Months after the arrest, the woman recanted her story. The district attorney decided not to charge, but the damage was done.
"Anytime a kid goes through that situation, and he's innocent, that's the key," says Brown. "He's innocent. And he was really trying to do the right thing, trying to be the better person. So when you see him get to the end and you see that talent and drive and ambition, and you know that he can play at a high level with the so-called big boys, it's a little frustrating."
Dixon battled to clear his name. With his family and coaches, he spent a full year fighting to get the matter expunged from his record. And in January of this year, he did. But this wasn't just a legal issue. Dixon said the stigma of being accused of a violent crime had big name schools passing him over for a college scholarship. The scrutiny he faced hasn't been easy to overcome, but Dixon followed the Cougars football motto of tunnel vision, only looking forward.
"It had already happened," says Dixon. "So I just had to deal with it, and not just me by myself, but my family too."
"It's a tough situation, but I think it's going to all work out for the better because he's going to be one of those kids," says Brown. "He's going to succeed wherever he goes."

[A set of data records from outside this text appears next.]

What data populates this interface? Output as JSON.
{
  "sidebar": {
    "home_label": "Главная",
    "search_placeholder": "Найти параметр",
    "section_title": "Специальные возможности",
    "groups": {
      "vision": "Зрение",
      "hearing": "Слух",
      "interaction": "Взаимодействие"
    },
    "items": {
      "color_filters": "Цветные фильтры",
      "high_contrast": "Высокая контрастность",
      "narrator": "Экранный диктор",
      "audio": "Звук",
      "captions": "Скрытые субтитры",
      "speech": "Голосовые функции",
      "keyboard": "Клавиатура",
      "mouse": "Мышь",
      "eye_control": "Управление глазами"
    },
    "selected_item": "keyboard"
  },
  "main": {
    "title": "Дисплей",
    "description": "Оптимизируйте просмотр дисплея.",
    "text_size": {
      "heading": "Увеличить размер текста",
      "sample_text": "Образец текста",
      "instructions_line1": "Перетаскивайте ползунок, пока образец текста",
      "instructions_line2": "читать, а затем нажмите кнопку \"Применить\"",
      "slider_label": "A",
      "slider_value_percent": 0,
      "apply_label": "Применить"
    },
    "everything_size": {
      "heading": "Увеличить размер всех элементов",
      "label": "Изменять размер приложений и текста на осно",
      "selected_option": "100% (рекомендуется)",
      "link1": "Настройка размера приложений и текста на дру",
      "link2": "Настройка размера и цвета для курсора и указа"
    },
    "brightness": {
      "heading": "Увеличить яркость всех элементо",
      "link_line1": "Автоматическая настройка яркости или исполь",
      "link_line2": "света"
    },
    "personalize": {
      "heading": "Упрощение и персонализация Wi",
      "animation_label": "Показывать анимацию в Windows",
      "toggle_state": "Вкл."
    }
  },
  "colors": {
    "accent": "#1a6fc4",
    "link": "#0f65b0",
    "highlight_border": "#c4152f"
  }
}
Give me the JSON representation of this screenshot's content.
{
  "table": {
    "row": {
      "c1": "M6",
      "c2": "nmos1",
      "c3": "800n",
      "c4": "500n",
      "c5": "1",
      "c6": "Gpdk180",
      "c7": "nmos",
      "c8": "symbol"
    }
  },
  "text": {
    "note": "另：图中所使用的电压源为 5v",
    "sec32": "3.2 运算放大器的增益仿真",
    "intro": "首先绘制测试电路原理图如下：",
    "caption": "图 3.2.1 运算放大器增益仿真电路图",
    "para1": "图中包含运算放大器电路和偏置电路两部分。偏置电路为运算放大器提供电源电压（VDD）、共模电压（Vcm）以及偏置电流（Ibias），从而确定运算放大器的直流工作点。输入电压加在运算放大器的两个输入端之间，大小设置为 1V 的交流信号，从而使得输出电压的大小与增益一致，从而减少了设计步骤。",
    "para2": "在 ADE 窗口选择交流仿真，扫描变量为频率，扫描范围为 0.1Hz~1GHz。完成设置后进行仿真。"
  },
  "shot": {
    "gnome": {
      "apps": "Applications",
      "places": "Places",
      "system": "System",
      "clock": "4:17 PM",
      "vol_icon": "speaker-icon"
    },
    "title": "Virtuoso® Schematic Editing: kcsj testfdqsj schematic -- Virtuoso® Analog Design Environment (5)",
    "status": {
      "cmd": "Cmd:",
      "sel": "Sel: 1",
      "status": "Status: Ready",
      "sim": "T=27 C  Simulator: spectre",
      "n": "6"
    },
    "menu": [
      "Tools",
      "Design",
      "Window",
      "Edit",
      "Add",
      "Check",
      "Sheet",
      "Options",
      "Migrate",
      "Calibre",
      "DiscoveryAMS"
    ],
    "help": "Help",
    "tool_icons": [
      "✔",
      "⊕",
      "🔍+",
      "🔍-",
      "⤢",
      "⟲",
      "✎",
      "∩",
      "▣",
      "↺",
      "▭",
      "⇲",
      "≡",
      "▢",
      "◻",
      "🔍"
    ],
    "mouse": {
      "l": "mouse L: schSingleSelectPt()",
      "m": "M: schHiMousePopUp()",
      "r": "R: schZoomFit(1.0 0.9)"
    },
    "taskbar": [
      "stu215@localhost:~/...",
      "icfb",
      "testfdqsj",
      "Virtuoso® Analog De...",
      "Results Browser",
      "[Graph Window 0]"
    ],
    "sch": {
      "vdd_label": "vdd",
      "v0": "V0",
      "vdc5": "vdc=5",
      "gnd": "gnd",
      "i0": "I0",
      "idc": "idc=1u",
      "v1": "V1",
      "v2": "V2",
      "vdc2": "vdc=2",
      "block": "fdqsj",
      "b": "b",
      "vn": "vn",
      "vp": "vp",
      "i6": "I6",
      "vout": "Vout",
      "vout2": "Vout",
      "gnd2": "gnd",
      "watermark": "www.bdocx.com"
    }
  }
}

While the big name offers dried up, Nicholls State stepped up and offered him a scholarship on signing day. His coach says the Colonels are getting a steal as an athlete and a person.
"He's really become not only a great football player, but an even better man," says Brown.
Many only know the Dai'Jean Dixon that torched defense the last two seasons and not the student athlete with goals even bigger of the field than on.
"These are the majors I was thinking about," says Dixon. "I was going to go into mechanical engineering. And if not that, sports medicine, fashion design and art."
As many coaches will tell you, the number of stars doesn't make the recruit. The tape says it all. And if you watch Dixon's, there's no doubt that he has what it takes to make his dreams a reality.
"I really feel like I have a chance," says Dixon. "If I put my mind to it, I'm going to get there."
With an unlimited amount of potential and a bright future ahead, it's a sure bet you'll see Dixon all over the highlights for years to come with the Colonels.